Que tampoco es para tanto, si vamos al caso. Y puede que se repita el sempiterno esquema del inquieto descontento que nos caracteriza a los humanos, tantas veces empecinados en la ilusión de que podríamos hacer, cuando podemos, pero no lo hacemos o en que podríamos haber hecho, cuando ya pasó la ocasión.
Creo que son síntomas que evidencian que esta vida nuestra es un destierro, un camino hacia otra cosa, moverse hacia algo que no sabremos tal vez nunca en qué consiste, lo que es o dónde está hasta que hayamos salido del trance, acabado la etapa, pasado al otro lado.

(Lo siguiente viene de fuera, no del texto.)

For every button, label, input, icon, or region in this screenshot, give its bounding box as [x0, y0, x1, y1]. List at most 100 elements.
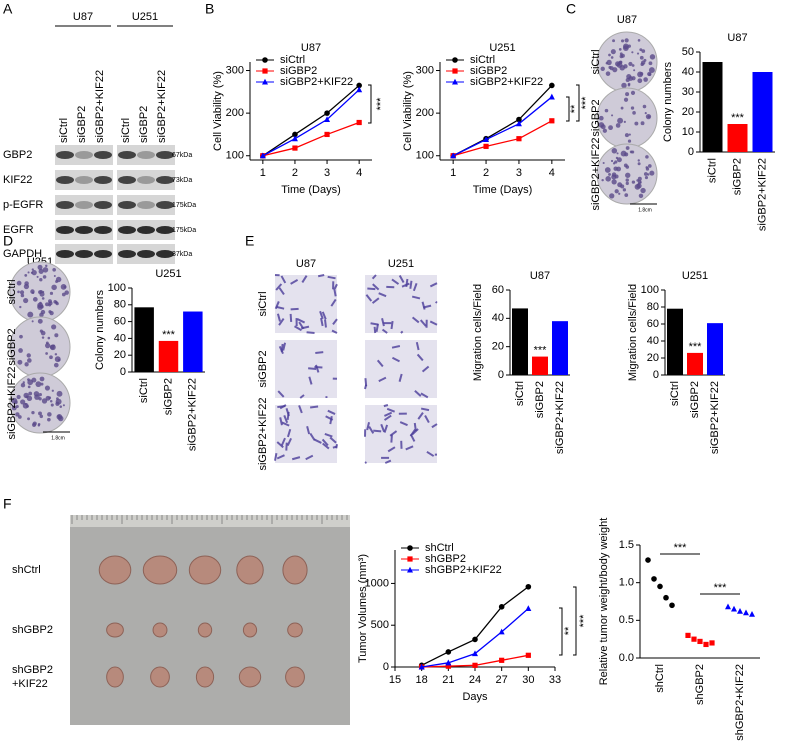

Y todo esto no se debe más que a que haya amanecido otro día grisperla, neblina, aire que es agua pulverizada. Vacaciones, muertos y heridos en la carretera. No para, ese Frankenstein que es el automóvil, de cobrarse víctimas humanas. Sus taimados administradores, que los dueños de un coche no somos más que eso, cuando más, los siguen subiendo a las aceras, a pesar de las señales disuasorias y prohibitivas. “Es un momentín”, dice el avispado usuario, dejando el coche con luces intermitentes en sus cuatro esquinas, “sea usted comprensivo” –implora-. No debe hacérseles caso. Millones de coches son millones de “momentos” de comprensión de los peatones, cuando esa comprensión deberían tenerla ellos, y la debida compasión, del peatón acosado, apartado, envenenado por el olor a gasolina que puede hasta con el de la piel de la mar.